Umayr is believed to have been killed in this week’s siege, was a Kenyan national, born to a Christian family from Nairobi. He converted to Islam and was also a former member of Kenya’s special forces.
Khattab was named by Channel 4 sources as a Somali national who worked in an Islamic bookshop in the Nairobi suburb of Eastleigh. He was arrested and imprisoned in Somalia, and it is alleged he was tortured by the CIA while in custody there.
Speaking on Saturday, Major Emmanuel Chirchir said the four mall attackers were Abu Baara al-Sudani, Omar Nabhan, Khattab al-Kene and Umayr, all of whom died following the raid which ended the four-day siege.
The identities of the men come as a private television station in Nairobi obtained and broadcast the CCTV footage from the Nairobi mall.
The footage (see above) shows no more than four attackers.

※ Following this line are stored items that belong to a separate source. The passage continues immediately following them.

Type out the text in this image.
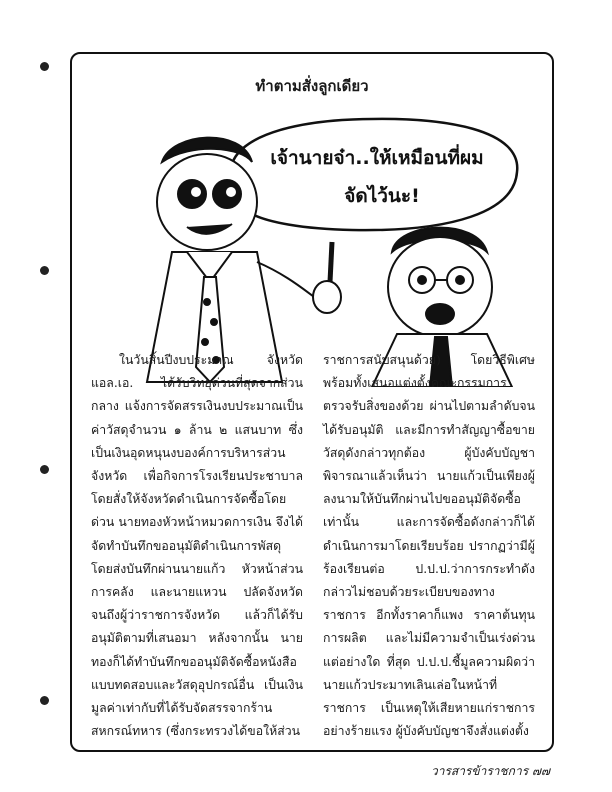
ทำตามสั่งลูกเดียว
เจ้านายจ๋า..ให้เหมือนที่ผม
จัดไว้นะ!

ในวันสิ้นปีงบประมาณ จังหวัดแอล.เอ. ได้รับวิทยุด่วนที่สุดจากส่วนกลาง แจ้งการจัดสรรเงินงบประมาณเป็นค่าวัสดุจำนวน ๑ ล้าน ๒ แสนบาท ซึ่งเป็นเงินอุดหนุนงบองค์การบริหารส่วนจังหวัด เพื่อกิจการโรงเรียนประชาบาล โดยสั่งให้จังหวัดดำเนินการจัดซื้อโดยด่วน นายทองหัวหน้าหมวดการเงิน จึงได้จัดทำบันทึกขออนุมัติดำเนินการพัสดุ โดยส่งบันทึกผ่านนายแก้ว หัวหน้าส่วนการคลัง และนายแหวน ปลัดจังหวัดจนถึงผู้ว่าราชการจังหวัด แล้วก็ได้รับอนุมัติตามที่เสนอมา หลังจากนั้น นายทองก็ได้ทำบันทึกขออนุมัติจัดซื้อหนังสือแบบทดสอบและวัสดุอุปกรณ์อื่น เป็นเงินมูลค่าเท่ากับที่ได้รับจัดสรรจากร้านสหกรณ์ทหาร (ซึ่งกระทรวงได้ขอให้ส่วน

ราชการสนับสนุนด้วย) โดยวิธีพิเศษ พร้อมทั้งเสนอแต่งตั้งคณะกรรมการตรวจรับสิ่งของด้วย ผ่านไปตามลำดับจนได้รับอนุมัติ และมีการทำสัญญาซื้อขายวัสดุดังกล่าวทุกต้อง ผู้บังคับบัญชาพิจารณาแล้วเห็นว่า นายแก้วเป็นเพียงผู้ลงนามให้บันทึกผ่านไปขออนุมัติจัดซื้อเท่านั้น และการจัดซื้อดังกล่าวก็ได้ดำเนินการมาโดยเรียบร้อย ปรากฏว่ามีผู้ร้องเรียนต่อ ป.ป.ป.ว่าการกระทำดังกล่าวไม่ชอบด้วยระเบียบของทางราชการ อีกทั้งราคาก็แพง ราคาต้นทุนการผลิต และไม่มีความจำเป็นเร่งด่วนแต่อย่างใด ที่สุด ป.ป.ป.ชี้มูลความผิดว่า นายแก้วประมาทเลินเล่อในหน้าที่ราชการ เป็นเหตุให้เสียหายแก่ราชการอย่างร้ายแรง ผู้บังคับบัญชาจึงสั่งแต่งตั้ง

วารสารข้าราชการ ๗๗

They are seen calmly walking through a storeroom inside the complex, holding machine guns. One of the men’s pant legs appears to be stained with blood, though he is not limping, and it is unclear if the blood is his, or that of his victims’.

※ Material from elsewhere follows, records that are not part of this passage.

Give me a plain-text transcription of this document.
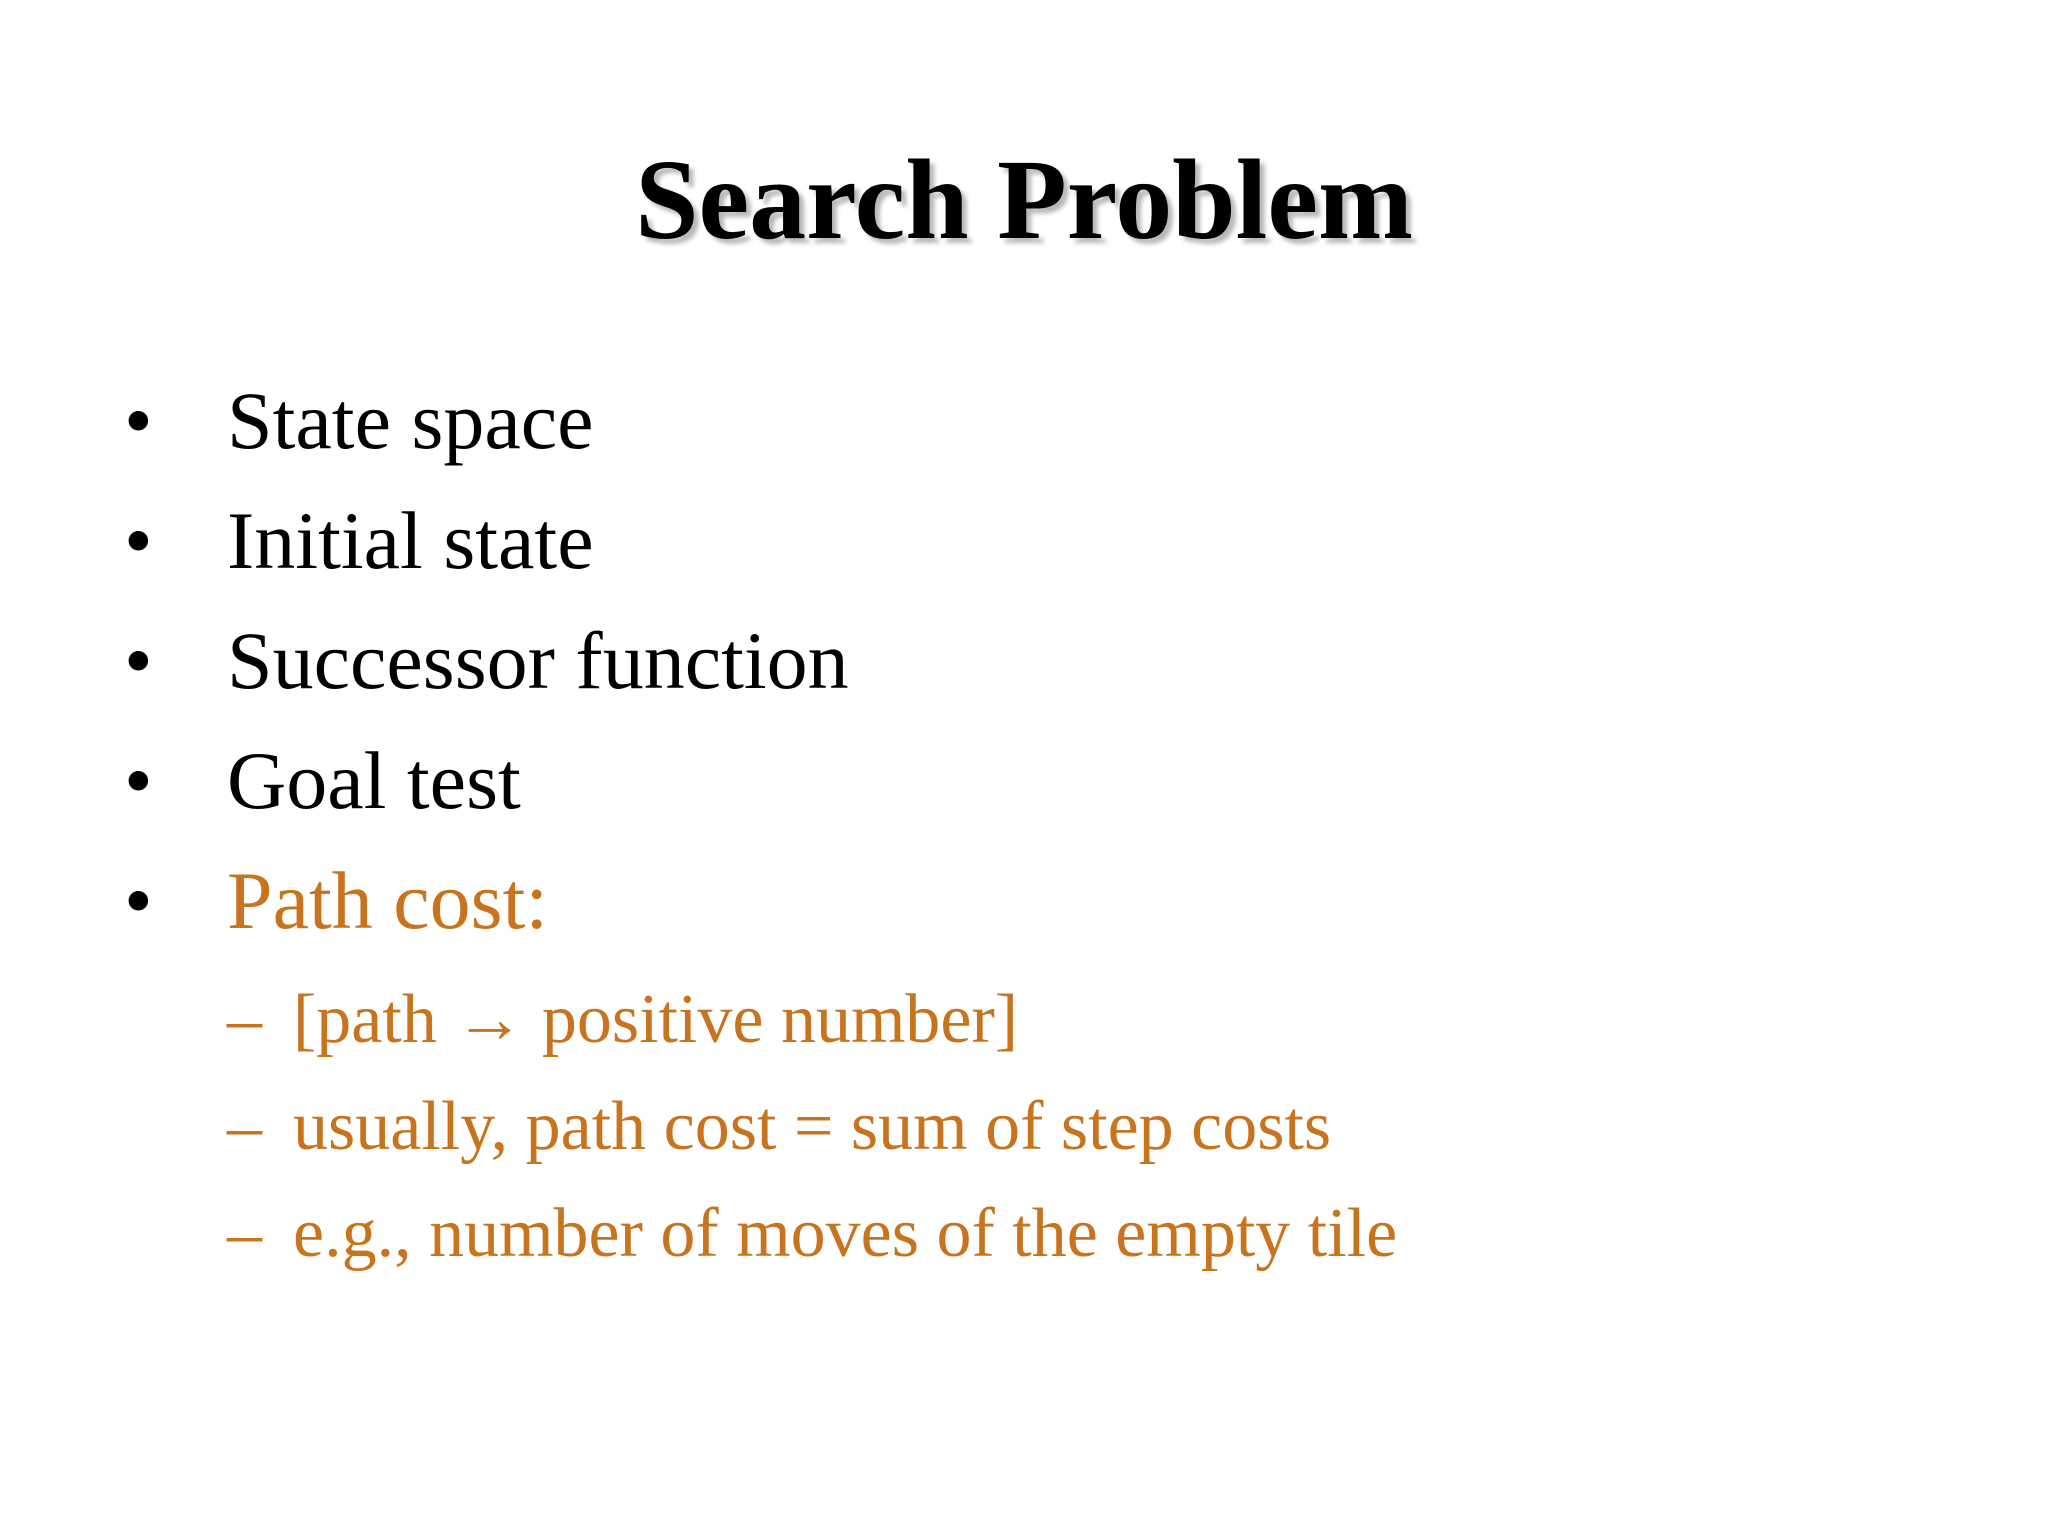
Search Problem
• State space
• Initial state
• Successor function
• Goal test
• Path cost:
– [path → positive number]
– usually, path cost = sum of step costs
– e.g., number of moves of the empty tile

The footage contradicts earlier government statements which indicated that between 10 to 15 attackers were involved in the September 21 attack. Terrified shoppers hid behind mannequins, inside cardboard boxes, in storage rooms, in ventilation shafts and in the parking lot underneath parked cars, many hiding for hours before help arrived.
Al-Shabab, al-Qaida’s affiliate in neighboring Somalia, claimed responsibility for the attack, saying it was revenge for Kenya’s military intervention in Somalia in 2011 that was aimed at flushing out the extremists.

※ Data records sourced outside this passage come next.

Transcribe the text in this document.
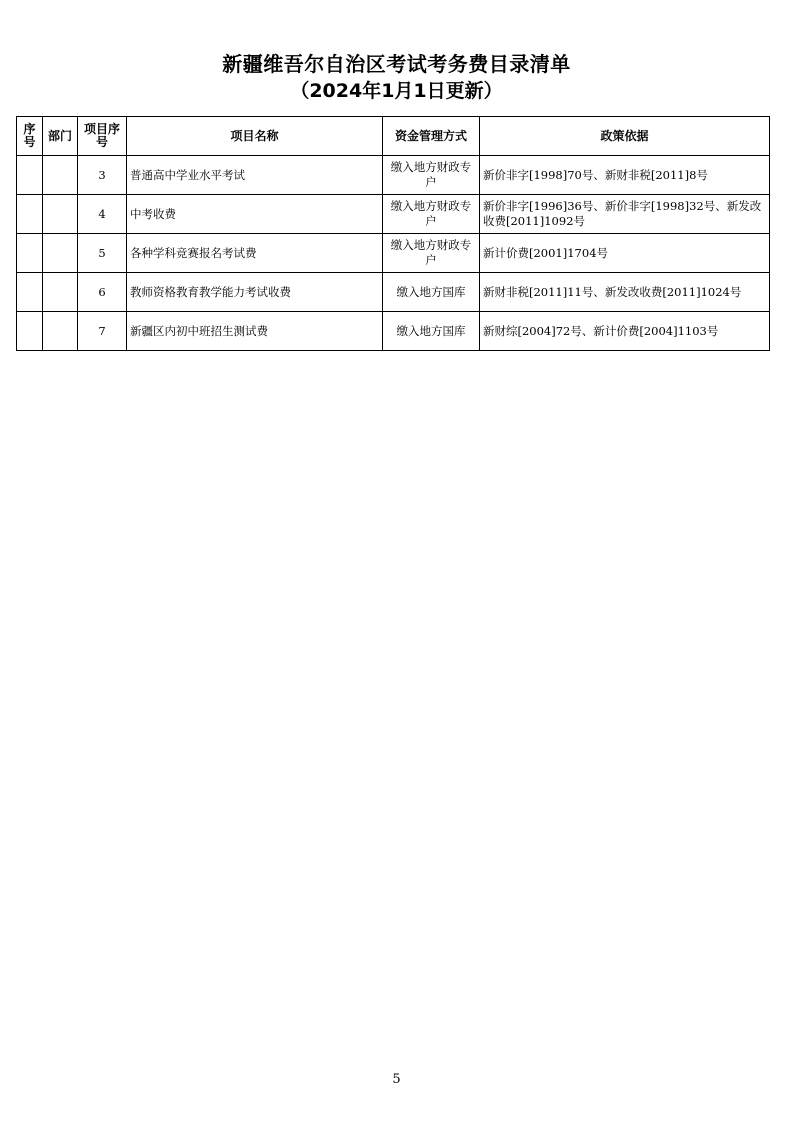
新疆维吾尔自治区考试考务费目录清单
（2024年1月1日更新）
序号	部门	项目序号	项目名称	资金管理方式	政策依据
		3	普通高中学业水平考试	缴入地方财政专户	新价非字[1998]70号、新财非税[2011]8号
		4	中考收费	缴入地方财政专户	新价非字[1996]36号、新价非字[1998]32号、新发改收费[2011]1092号
		5	各种学科竞赛报名考试费	缴入地方财政专户	新计价费[2001]1704号
		6	教师资格教育教学能力考试收费	缴入地方国库	新财非税[2011]11号、新发改收费[2011]1024号
		7	新疆区内初中班招生测试费	缴入地方国库	新财综[2004]72号、新计价费[2004]1103号
5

Matt Bryden, the former head of the United Nations Monitoring Group on Somalia and Eritrea, said via email that al-Kene and Umayr are known members of al-Hijra, the Kenyan arm of al-Shabab.
He added that Nabhan may be a relative of Saleh Ali Saleh Nabhan, one of the most-wanted al-Qaida operatives in the region and an alleged plotter in the 1998 bombings at U.S. embassies in Kenya and Tanzania that killed more than 250 people.
He was killed in 2009 when Navy SEALS led a strike in the town of Barawe in Somalia where he was hiding.
Early Saturday, foreign military forces carried out a pre-dawn strike against fighters in the same southern Somali village.
The strike in Barawe took place in the hours before morning prayers against what one official said were “high-profile” targets, without providing further details. A Western intelligence official said it appeared likely that either U.S. or French forces carried out the attack.
Both insisted on anonymity to discuss intelligence matters.
A resident of Barawe a seaside town 150 miles south of Mogadishu said by telephone that heavy gunfire woke up the population.